Chrysler's banks play tough

Chrysler has endured a series of heart-stopping brushes with bankruptcy over the past year, but last week's was the most perilous and protracted. A tiny group of Chrysler's far-flung lenders in such places as North Little Rock, Ark., and Fort Wayne, Ind., threatened to upset the automaker's carefully arranged $1.5 billion federal loan guarantee package and cause the company's financial collapse. Said a top Michigan bank official in the middle of the fray: "For the first time, some of the responsible guys are talking about what they'd do in a bankruptcy."

The crisis arose when only 17 of the 400 banks that have extended Chrysler some $4.4 billion in private credit decided, each for its own reason, not to go along with the rescue plan.
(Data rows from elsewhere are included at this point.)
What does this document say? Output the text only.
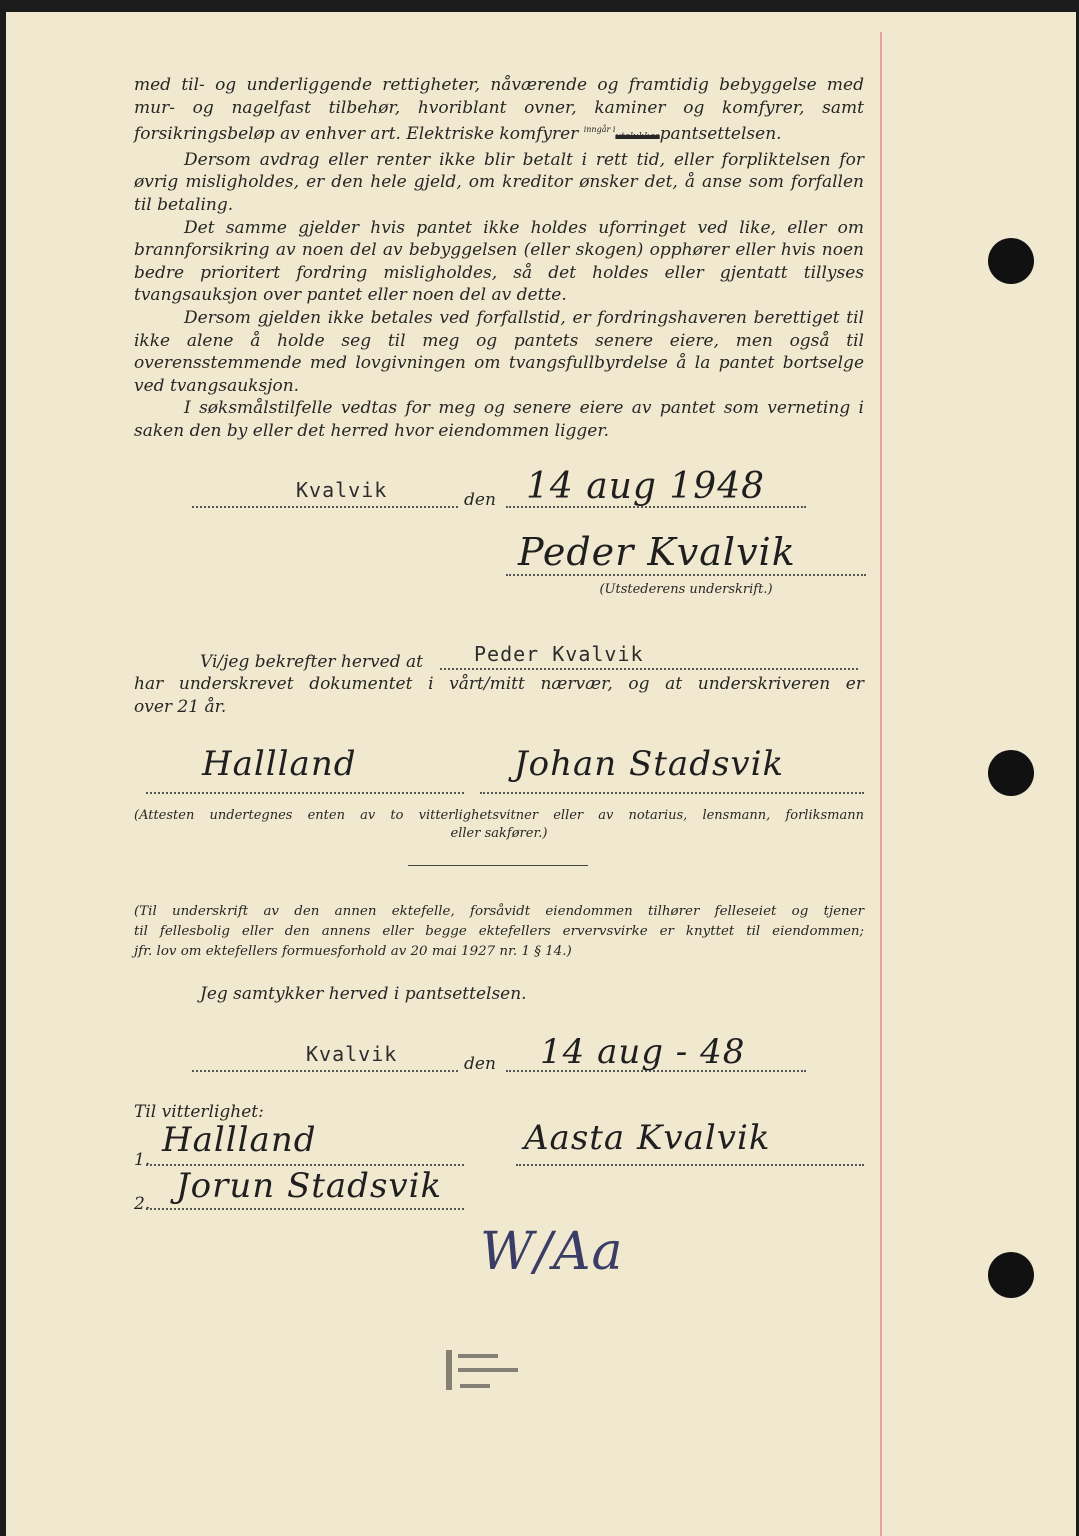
med til- og underliggende rettigheter, nåværende og framtidig bebyggelse med mur- og nagelfast tilbehør, hvoriblant ovner, kaminer og komfyrer, samt forsikringsbeløp av enhver art. Elektriske komfyrer $^{inngår i}$utelukkespantsettelsen.

Dersom avdrag eller renter ikke blir betalt i rett tid, eller forpliktelsen for øvrig misligholdes, er den hele gjeld, om kreditor ønsker det, å anse som forfallen til betaling.

Det samme gjelder hvis pantet ikke holdes uforringet ved like, eller om brannforsikring av noen del av bebyggelsen (eller skogen) opphører eller hvis noen bedre prioritert fordring misligholdes, så det holdes eller gjentatt tillyses tvangsauksjon over pantet eller noen del av dette.

Dersom gjelden ikke betales ved forfallstid, er fordringshaveren berettiget til ikke alene å holde seg til meg og pantets senere eiere, men også til overensstemmende med lovgivningen om tvangsfullbyrdelse å la pantet bortselge ved tvangsauksjon.

I søksmålstilfelle vedtas for meg og senere eiere av pantet som verneting i saken den by eller det herred hvor eiendommen ligger.

Kvalvik	den 14 aug 1948
Peder Kvalvik
(Utstederens underskrift.)
Vi/jeg bekrefter herved at	Peder Kvalvik
har underskrevet dokumentet i vårt/mitt nærvær, og at underskriveren er
over 21 år.
Hallland	Johan Stadsvik
(Attesten undertegnes enten av to vitterlighetsvitner eller av notarius, lensmann, forliksmann
eller sakfører.)
(Til underskrift av den annen ektefelle, forsåvidt eiendommen tilhører felleseiet og tjener
til fellesbolig eller den annens eller begge ektefellers ervervsvirke er knyttet til eiendommen;
jfr. lov om ektefellers formuesforhold av 20 mai 1927 nr. 1 § 14.)
Jeg samtykker herved i pantsettelsen.
Kvalvik	den 14 aug - 48
Til vitterlighet:
1. Hallland	Aasta Kvalvik
2. Jorun Stadsvik
W/Aa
For example, Chrysler owed a relatively minor $525,000 to the American National Bank and Trust Co. of Rockford, Ill., but President David Knapp was personally opposed to the federal rescue of the company. He also seemed to be enjoying a chance to display his displeasure on the national stage, as television cameras followed him around and Treasury Secretary G. William Miller telephoned to ask his cooperation.
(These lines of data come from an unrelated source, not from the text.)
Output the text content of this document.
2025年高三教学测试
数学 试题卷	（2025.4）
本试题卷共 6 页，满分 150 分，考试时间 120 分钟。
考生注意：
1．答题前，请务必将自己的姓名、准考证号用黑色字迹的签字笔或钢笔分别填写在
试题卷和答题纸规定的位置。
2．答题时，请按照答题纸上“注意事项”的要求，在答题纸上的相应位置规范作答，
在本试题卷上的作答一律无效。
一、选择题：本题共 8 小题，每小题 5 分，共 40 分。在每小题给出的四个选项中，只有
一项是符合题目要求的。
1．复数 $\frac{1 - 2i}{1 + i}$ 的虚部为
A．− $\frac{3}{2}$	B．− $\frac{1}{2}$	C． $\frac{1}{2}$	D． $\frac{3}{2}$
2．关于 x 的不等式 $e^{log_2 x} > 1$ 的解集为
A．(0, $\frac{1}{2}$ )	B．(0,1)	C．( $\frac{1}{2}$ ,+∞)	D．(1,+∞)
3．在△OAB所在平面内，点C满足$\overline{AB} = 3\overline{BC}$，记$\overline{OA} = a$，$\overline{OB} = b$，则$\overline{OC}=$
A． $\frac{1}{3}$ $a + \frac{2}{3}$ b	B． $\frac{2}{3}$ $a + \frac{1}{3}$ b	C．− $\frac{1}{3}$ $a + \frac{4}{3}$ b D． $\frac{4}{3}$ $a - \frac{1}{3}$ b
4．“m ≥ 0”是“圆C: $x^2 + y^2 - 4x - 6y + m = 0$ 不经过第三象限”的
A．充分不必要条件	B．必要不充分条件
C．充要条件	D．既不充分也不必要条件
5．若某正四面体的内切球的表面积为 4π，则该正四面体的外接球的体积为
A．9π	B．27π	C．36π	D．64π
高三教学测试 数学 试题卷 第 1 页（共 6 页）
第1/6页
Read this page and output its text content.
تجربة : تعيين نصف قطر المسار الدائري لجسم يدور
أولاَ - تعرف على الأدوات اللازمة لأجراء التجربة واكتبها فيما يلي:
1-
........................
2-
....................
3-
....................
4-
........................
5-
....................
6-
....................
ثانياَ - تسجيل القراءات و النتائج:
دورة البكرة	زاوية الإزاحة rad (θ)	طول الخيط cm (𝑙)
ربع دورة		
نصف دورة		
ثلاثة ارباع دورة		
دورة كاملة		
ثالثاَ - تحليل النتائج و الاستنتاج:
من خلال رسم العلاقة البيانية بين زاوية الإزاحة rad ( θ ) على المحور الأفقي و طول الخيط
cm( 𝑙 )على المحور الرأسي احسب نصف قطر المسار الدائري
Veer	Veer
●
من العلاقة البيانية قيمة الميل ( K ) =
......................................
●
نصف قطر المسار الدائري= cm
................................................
With such a small part of the total loan package at stake, Chrysler could have bought back the loans from the recalcitrant banks. But with Chrysler's lenders nervous at best over the complex credit deal, it was clear the defection of just one or two banks would jeopardize the entire loan package. Thus the company's tactic was to besiege the holdout bankers with telephone calls from Congressmen and big-city bankers. Chrysler workers also threatened to withdraw all their savings accounts from some of the banks. The tiny Crestwood Metro Bank in St. Louis, which was owed less than $500,000, received telephone calls or visits from Steven Miller, Chrysler's assistant treasurer, John McGillicuddy, chairman of Manufacturers Hanover Trust Co. and Treasury Secretary Miller. It quickly capitulated. Rockford's American National Bank and Trust, which was considered the hardest sell, received an anonymous bomb threat. It soon agreed.

By week's end Chrysler's full-court press had succeeded. All 17 banks had fallen into line, including the Tejarat Bank of Tehran, to which Chrysler owed $3.6 million. The last holdout was the Deutsche Genossenschaftsbank of Frankfurt, West Germany. Said one banker:

"When it got down to the last one or two, the pressure became just unbearable."
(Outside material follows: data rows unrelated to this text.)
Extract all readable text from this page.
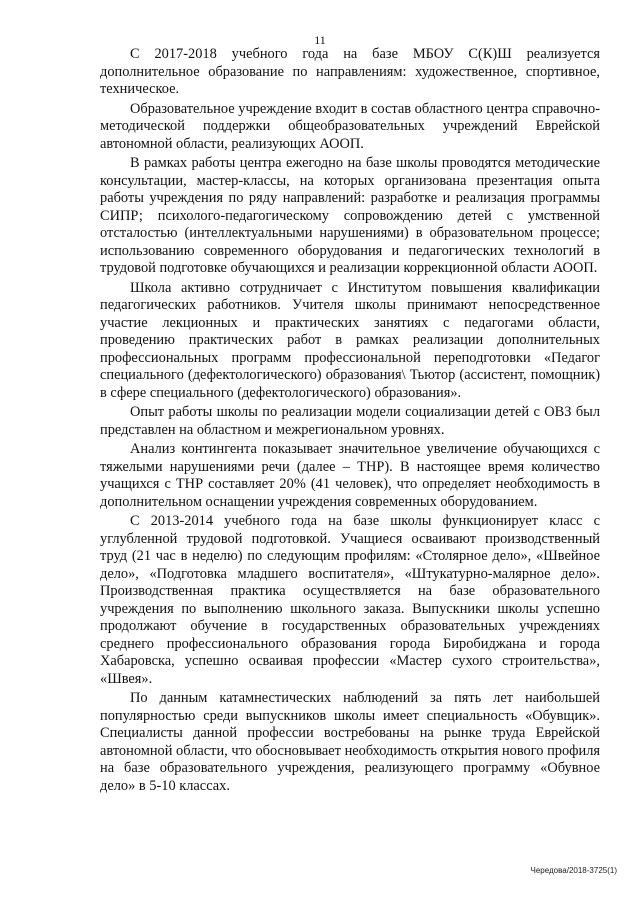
11

С 2017-2018 учебного года на базе МБОУ С(К)Ш реализуется дополнительное образование по направлениям: художественное, спортивное, техническое.

Образовательное учреждение входит в состав областного центра справочно-методической поддержки общеобразовательных учреждений Еврейской автономной области, реализующих АООП.

В рамках работы центра ежегодно на базе школы проводятся методические консультации, мастер-классы, на которых организована презентация опыта работы учреждения по ряду направлений: разработке и реализация программы СИПР; психолого-педагогическому сопровождению детей с умственной отсталостью (интеллектуальными нарушениями) в образовательном процессе; использованию современного оборудования и педагогических технологий в трудовой подготовке обучающихся и реализации коррекционной области АООП.

Школа активно сотрудничает с Институтом повышения квалификации педагогических работников. Учителя школы принимают непосредственное участие лекционных и практических занятиях с педагогами области, проведению практических работ в рамках реализации дополнительных профессиональных программ профессиональной переподготовки «Педагог специального (дефектологического) образования\ Тьютор (ассистент, помощник) в сфере специального (дефектологического) образования».

Опыт работы школы по реализации модели социализации детей с ОВЗ был представлен на областном и межрегиональном уровнях.

Анализ контингента показывает значительное увеличение обучающихся с тяжелыми нарушениями речи (далее – ТНР). В настоящее время количество учащихся с ТНР составляет 20% (41 человек), что определяет необходимость в дополнительном оснащении учреждения современных оборудованием.

С 2013-2014 учебного года на базе школы функционирует класс с углубленной трудовой подготовкой. Учащиеся осваивают производственный труд (21 час в неделю) по следующим профилям: «Столярное дело», «Швейное дело», «Подготовка младшего воспитателя», «Штукатурно-малярное дело». Производственная практика осуществляется на базе образовательного учреждения по выполнению школьного заказа. Выпускники школы успешно продолжают обучение в государственных образовательных учреждениях среднего профессионального образования города Биробиджана и города Хабаровска, успешно осваивая профессии «Мастер сухого строительства», «Швея».

По данным катамнестических наблюдений за пять лет наибольшей популярностью среди выпускников школы имеет специальность «Обувщик». Специалисты данной профессии востребованы на рынке труда Еврейской автономной области, что обосновывает необходимость открытия нового профиля на базе образовательного учреждения, реализующего программу «Обувное дело» в 5-10 классах.

Чередова/2018-3725(1)
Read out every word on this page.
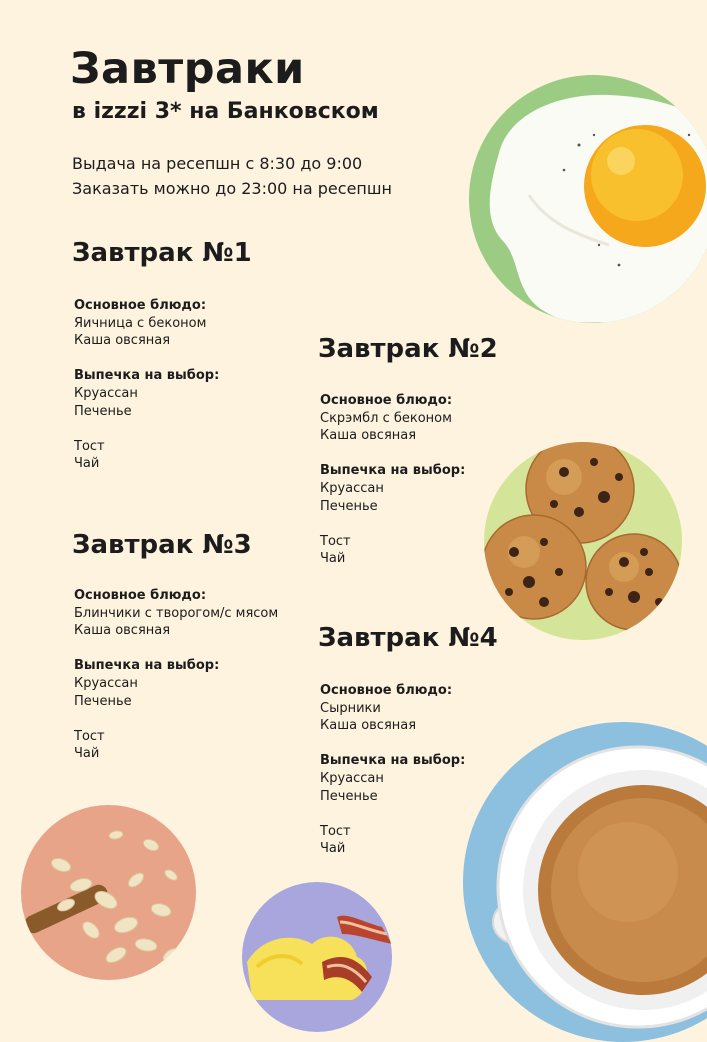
Завтраки
в izzzi 3* на Банковском
Выдача на ресепшн с 8:30 до 9:00
Заказать можно до 23:00 на ресепшн
Завтрак №1
Основное блюдо:
Яичница с беконом
Каша овсяная
Выпечка на выбор:
Круассан
Печенье
Тост
Чай
Завтрак №2
Основное блюдо:
Скрэмбл с беконом
Каша овсяная
Выпечка на выбор:
Круассан
Печенье
Тост
Чай
Завтрак №3
Основное блюдо:
Блинчики с творогом/с мясом
Каша овсяная
Выпечка на выбор:
Круассан
Печенье
Тост
Чай
Завтрак №4
Основное блюдо:
Сырники
Каша овсяная
Выпечка на выбор:
Круассан
Печенье
Тост
Чай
For Chrysler, the warming of bankers' hearts came none too soon. The company has not paid in more than a week the firms that supply it with almost everything from steel to headlights, and any one of them could have started legal procedures to receive payment, which in turn would force Chrysler into bankruptcy.

Government officials are expected to meet this week in Washington and give approval for payment of the first $500 million in Government-guaranteed loans to Chrysler. Very soon thereafter, Salomon Bros., a Wall Street investment banking firm, will send the money via electronic transfer to Chrysler's bank accounts. Then company financial officials will stamp out thousands of checks to the firm's unpaid suppliers and relieve the threat of default. Having once again escaped death by bankruptcy, will the troubled automaker eventually survive? Tune in again shortly.